Bukan menurut, Uzma malah tersenyum geli dengan perintah Jaehwan yang seperti dalam drama televisi romansa ataupun novel dan novelet. Kata-kata "tatap mataku" yang klise.

"Aku serius, Yeobo. Kau tak begitu memperhatikanku dari tadi, jadi kau tidak begitu paham ada perbedaan apa pada suamimu ini," keluh Jaehwan. Lalu menghempaskan napas.

Tersenyum geli satu kali lagi, Uzma akhirnya menutup novel di pangkuannya. Membenahi posisi duduk menyamping ke arah Jaehwan agar leluasa menatap suaminya. Hingga tibalah di titik ia menemukan sesuatu di mata sipit Jaehwan. Tepatnya menemukan sepasang mata sembap berkantung yang hampir hilang.

"Kau baru menangis, Yeobo?" Roman muka Uzma berubah khawatir. "Kenapa?"

Jaehwan menyempatkan membisu sesaat dengan menatap dalam netra Uzma, hingga pada akhirnya ia mencakap sebuah hal.

"Barusan kau tak percaya aku berpacaran dengan Mayleen tanpa ada rasa cinta. Jadi, aku kini menunjukkan satu bukti, jika tangisan beberapa saat lalu yang keluar dari mataku, itulah alasan kenapa aku akhirnya menerimanya menjadi kekasihku," ungkap Jaehwan yang berhasil membuat Uzma tertegun, bergandeng dengan sebuah tanya dalam benak perihal, 'Ada apa dengamu?'

***

"Ada apa denganmu, Yeobo?" Akhirnya Uzma melesatkan tanya itu lewat mulutnya.

Jaehwan membisu. Bermonoton menatap dalam Uzma.

"Gwaenchanha?" khawatir Uzma seraya sebelah tangannya mengusap sebelah pipi Jaehwan.

Kukuh membisu. Jaehwan justru memberikan jawaban dengan gerak tubuhnya. Memeluk Uzma erat. Berhasil membuat istrinya paham, jika dirinya baru saja ketakutan. Memeluk seperti halnya dulu saat dirinya disebut pembunuh oleh Jingmi, seperti halnya tempo baru-baru ini dirinya terbangun tengah malam karena memimpikan suara-suara Changyi saat berada di rumah ayahnya. Dengan memeluk istrinya, ia menjadi merasa tenang.
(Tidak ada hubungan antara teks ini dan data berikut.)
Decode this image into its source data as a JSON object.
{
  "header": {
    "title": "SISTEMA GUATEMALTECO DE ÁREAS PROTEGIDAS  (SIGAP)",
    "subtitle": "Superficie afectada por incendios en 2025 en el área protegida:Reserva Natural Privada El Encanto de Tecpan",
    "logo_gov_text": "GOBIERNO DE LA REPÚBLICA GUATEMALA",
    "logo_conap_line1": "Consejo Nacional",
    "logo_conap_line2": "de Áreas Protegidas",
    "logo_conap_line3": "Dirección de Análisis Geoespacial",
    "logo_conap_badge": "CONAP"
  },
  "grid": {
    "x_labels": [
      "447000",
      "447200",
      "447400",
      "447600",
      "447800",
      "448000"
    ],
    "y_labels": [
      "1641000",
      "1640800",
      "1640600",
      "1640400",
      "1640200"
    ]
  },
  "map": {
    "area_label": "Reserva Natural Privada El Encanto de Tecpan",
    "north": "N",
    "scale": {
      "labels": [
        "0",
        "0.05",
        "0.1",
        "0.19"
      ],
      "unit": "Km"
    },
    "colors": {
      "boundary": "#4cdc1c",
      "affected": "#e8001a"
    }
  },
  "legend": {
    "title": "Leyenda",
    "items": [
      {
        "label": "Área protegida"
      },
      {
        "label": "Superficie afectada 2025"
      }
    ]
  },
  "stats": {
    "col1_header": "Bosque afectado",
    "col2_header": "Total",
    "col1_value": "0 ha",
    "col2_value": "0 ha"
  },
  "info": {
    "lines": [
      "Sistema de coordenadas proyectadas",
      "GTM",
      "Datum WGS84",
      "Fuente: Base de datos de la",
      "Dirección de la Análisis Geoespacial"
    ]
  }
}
"Katakan apa pun yang ingin kau katakan, Yeobo. Aku paham selama ini batinmu merasa tertekan karena sesuatu, tapi aku tak tahu pasti apa itu," kata Uzma seraya mengelus punggung Jaehwan dengan sebelah tangannya.

Jaehwan tetap membisu dengan bawah dagunya yang kini sudah bersandar pada sebelah bahu Uzma yang terbalut wol cokelat lembut sweater yang dikenakan.

"Bisakah kau mulai menceritakan keresahanmu itu padaku? Agar aku bisa lebih paham lagi bagaimana harus bersikap terhadapmu. Tidak apa-apa. Aku mempercayaimu, Yeobo," imbuh Uzma untuk meyakinkan Jaehwan mengatakan sesuatu.

Masih enggan membuka cakap, Jaehwan justru mengeratkan dekapannya. Ia pejamkan kedua netra sipitnya, mencari kemantapan sekali lagi perihal apakah keputusannya untuk mengatakan segalanya pada Uzma malam ini adalah tindakan yang benar.

"Tidak apa-apa. Aku bukan orang lain bagimu. Kau bisa mengatakan apa pun kepadaku. Aku akan mendengarkannya dengan baik. Setelahnya, aku akan mencoba memahamimu sebaik yang aku bisa. Jangan khawatirkan apa pun lagi, Yeobo," rayu Uzma, tak tertinggal terus mengelus lembut punggung Jaehwan.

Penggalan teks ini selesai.